India office market set for next growth cycle, led by GCCs, flex spaces and REITs
India's office market is set for structural growth in 2026. Global Capability Centers will lead demand, with flexible workspaces also playing a key role. Institutional ownership through REITs will expand. Offices will become more tech-enabled and ...
After two record years in 2024 and 2025, the sector is now transitioning into a more resilient cycle, underpinned by five key trends: accelerated expansion of Global Capability Centers (GCCs), rising adoption of flexible workspaces, growing REIT-led ownership, tech-enabled offices and sustainability-led development.
“India’s office market has undergone a steady transition, while picking up pace in recent years. Post the expansionary phase of 2024 & 2025, demarcated by consecutive years of record-breaking demand, the office market is set for a future-ready cycle of structural growth & institutionalization. The ongoing scale-up is likely to be driven by expanding footprint of GCCs, strengthening flex space offerings, expanding talent corridors and broadening occupier base. These enabling factors are likely to fuel Grade A leasing activity to the tune of 70–75 million sq ft in 2026, building a potential roadmap towards 100 million sq ft of annual demand in the coming years,” said Arpit Mehrotra, Managing Director, Office Services, Colliers India.
GCCs will remain the primary growth engine, with leasing expected to touch 30–35 million sq ft in 2026, accounting for up to half of total demand. Their evolution into innovation-led, domain-specialized hubs across sectors such as technology, BFSI and manufacturing is reshaping occupier requirements.
Companies are increasingly opting for distributed models—combining headquarters, satellite offices and flex spaces—prompting developers to focus on modular, scalable and plug-and-play office formats.
Flexible workspace operators are set to lease 15–18 million sq ft in 2026, contributing 20–25% of total absorption. Once a tactical solution, flex has become central to occupier strategies, offering scalability, cost efficiency and hybrid work enablement.
Flex platforms are also playing a critical role in supporting GCC entry and expansion in India, providing end-to-end solutions spanning location strategy, compliance and talent integration.
Institutional ownership is set to expand further, with over 380 million sq ft of Grade A office stock holding potential for future REIT listings. Currently, about 141 million sq ft is already listed, leaving significant headroom for growth.

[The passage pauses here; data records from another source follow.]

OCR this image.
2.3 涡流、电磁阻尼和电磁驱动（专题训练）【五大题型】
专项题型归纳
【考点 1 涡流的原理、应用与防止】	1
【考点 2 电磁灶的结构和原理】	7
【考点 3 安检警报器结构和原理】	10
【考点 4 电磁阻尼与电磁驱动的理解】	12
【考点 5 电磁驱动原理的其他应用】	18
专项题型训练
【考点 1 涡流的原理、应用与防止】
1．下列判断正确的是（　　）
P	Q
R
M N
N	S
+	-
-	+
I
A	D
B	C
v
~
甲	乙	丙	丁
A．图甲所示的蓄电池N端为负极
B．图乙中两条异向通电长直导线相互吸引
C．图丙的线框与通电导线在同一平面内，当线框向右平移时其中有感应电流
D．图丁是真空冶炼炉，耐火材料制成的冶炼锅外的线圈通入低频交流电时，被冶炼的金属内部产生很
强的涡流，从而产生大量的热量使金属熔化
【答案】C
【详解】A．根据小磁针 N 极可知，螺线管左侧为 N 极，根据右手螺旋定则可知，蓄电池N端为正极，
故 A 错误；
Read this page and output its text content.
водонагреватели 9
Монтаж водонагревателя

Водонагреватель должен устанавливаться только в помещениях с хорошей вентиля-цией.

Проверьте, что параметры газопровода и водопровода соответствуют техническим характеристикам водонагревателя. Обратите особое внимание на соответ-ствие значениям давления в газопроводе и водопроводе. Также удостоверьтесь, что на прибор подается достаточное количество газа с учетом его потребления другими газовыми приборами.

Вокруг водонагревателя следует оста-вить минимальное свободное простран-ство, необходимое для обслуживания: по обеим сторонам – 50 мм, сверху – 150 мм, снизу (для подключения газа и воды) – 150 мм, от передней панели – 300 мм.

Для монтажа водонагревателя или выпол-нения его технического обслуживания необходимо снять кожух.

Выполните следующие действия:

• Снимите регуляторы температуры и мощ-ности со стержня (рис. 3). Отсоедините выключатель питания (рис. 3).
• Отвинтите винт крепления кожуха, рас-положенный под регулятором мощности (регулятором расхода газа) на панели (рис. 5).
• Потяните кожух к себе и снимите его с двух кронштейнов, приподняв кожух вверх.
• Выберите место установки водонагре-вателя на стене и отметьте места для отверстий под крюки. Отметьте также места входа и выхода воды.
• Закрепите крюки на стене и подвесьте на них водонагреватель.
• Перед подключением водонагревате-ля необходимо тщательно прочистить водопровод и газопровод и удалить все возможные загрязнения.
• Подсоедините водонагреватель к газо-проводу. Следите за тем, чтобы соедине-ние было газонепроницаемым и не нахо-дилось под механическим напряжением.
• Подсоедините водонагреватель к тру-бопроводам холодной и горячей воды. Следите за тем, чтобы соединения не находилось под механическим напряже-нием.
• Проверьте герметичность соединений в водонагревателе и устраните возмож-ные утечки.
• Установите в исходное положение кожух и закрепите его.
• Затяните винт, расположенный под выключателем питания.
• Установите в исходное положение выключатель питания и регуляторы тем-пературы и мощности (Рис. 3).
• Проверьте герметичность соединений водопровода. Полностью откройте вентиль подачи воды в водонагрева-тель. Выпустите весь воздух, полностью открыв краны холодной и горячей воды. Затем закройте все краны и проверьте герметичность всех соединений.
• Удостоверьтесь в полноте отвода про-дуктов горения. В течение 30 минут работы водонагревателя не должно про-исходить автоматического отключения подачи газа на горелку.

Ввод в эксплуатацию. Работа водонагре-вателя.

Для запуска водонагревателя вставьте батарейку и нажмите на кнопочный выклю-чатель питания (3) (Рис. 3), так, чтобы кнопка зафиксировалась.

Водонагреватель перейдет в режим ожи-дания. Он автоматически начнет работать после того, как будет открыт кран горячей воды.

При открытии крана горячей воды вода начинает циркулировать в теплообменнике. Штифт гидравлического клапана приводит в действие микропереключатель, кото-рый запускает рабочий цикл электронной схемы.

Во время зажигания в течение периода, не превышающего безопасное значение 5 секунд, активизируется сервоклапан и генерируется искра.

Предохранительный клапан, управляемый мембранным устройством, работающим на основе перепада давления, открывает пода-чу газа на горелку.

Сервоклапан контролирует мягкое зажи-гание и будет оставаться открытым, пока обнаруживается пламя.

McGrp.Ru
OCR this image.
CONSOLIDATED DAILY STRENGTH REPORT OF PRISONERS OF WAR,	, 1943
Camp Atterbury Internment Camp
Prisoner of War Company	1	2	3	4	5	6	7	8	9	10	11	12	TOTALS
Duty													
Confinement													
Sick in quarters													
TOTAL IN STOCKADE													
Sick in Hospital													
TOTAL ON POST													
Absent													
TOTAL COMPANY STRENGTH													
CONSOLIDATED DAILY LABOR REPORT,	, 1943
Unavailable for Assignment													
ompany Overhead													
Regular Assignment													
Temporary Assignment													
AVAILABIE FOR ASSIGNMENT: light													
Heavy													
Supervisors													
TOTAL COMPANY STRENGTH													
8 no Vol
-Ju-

REIT penetration is expected to cross 20% in the coming years, transforming how office assets are owned, monetized and accessed by investors, while improving transparency and governance.
Sustainability is emerging as a core differentiator. Over 80% of new office supply in 2026 is expected to be green-certified, pushing overall penetration to 70–75%. Leasing in such assets could account for nearly 80% of total demand.
“Climate-ready assets are likely to dominate institutional portfolios and REIT pipelines in the long-term, with ESG commitments accelerating the adoption of global best practices. As ESG performance evolves from a compliance metric to a true value driver, influencing asset valuations and investor preference, data-driven benchmarking will become central to asset competitiveness,” said Vimal Nadar, National Director & Head, Research, Colliers India.
Bengaluru will continue to dominate, accounting for nearly one-third of leasing and supply. Hyderabad and Delhi-NCR are also expected to record over 10 million sq ft each in both demand and completions, reinforcing their position as key office hubs.
With strong demand fundamentals, declining vacancies and firming rentals, India’s office stock is projected to cross 1 billion sq ft by 2030. Supported by cost and talent advantages over other APAC markets, the sector is well-positioned to sustain its growth trajectory despite global uncertainties.